Thursday, June 19, 2008

Shuttle Launch from Space?

Sometimes I feel compelled to do silly things when I should be sleeping or something (I'm still in Europe and it's well past midnight here). Case in point: tonight I saw this "shuttle launch from space" post on astropixie's blog. Really cool pictures of a shuttle launch from some high altitude location (possibly the ISS, probably a NASA observation plane). The silly part was deciding to try to simulate it in Orbiter.

My observation plane was an Orbiter-standard "Deltaglider" (the real chase plane probably wasn't red and nuclear rocket powered).
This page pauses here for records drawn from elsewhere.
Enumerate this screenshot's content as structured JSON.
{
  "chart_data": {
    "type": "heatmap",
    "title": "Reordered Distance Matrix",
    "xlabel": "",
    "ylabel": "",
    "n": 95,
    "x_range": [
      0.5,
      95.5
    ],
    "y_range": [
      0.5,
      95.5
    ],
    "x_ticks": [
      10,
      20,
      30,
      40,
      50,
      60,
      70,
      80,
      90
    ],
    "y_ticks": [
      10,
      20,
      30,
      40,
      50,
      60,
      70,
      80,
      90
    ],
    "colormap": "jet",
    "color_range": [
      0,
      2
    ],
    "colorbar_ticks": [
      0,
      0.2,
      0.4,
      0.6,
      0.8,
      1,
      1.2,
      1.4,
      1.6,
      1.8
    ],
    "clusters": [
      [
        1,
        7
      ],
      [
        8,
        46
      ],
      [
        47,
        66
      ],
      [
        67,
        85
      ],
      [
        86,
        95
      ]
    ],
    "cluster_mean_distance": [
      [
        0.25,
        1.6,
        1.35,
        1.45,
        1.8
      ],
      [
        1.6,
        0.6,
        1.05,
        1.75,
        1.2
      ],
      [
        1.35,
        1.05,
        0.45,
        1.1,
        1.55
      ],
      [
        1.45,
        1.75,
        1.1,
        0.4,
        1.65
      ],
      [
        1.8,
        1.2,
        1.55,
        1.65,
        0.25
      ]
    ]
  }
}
I ended up flying at 16,000 meters (about 52,000 feet), some 148 km southeast of the launch complex when I took my simulated pictures of the simulated launch of STS-115 on September 6, 2006 at 15:14:55 UTC.

The geometry looks plausible to me, and I think the real photos are probably from an observation or weather plane, not from the ISS. I don't have the orbital position data for the ISS at the time of launch, though I suppose this would be fairly easy to find on the web (Orbiter has the ISS but its orbit data doesn't closely match the often-adjusted real ISS orbit unless you put in recent state vector data from NASA). But I really need to get some sleep.

2 comments:

Unknown said...

Hi; look hereJacek

Unknown said...

glad the source of the photos is all worked out now!

yeah, i'm officially a doctor now! yippee! thanks for the support!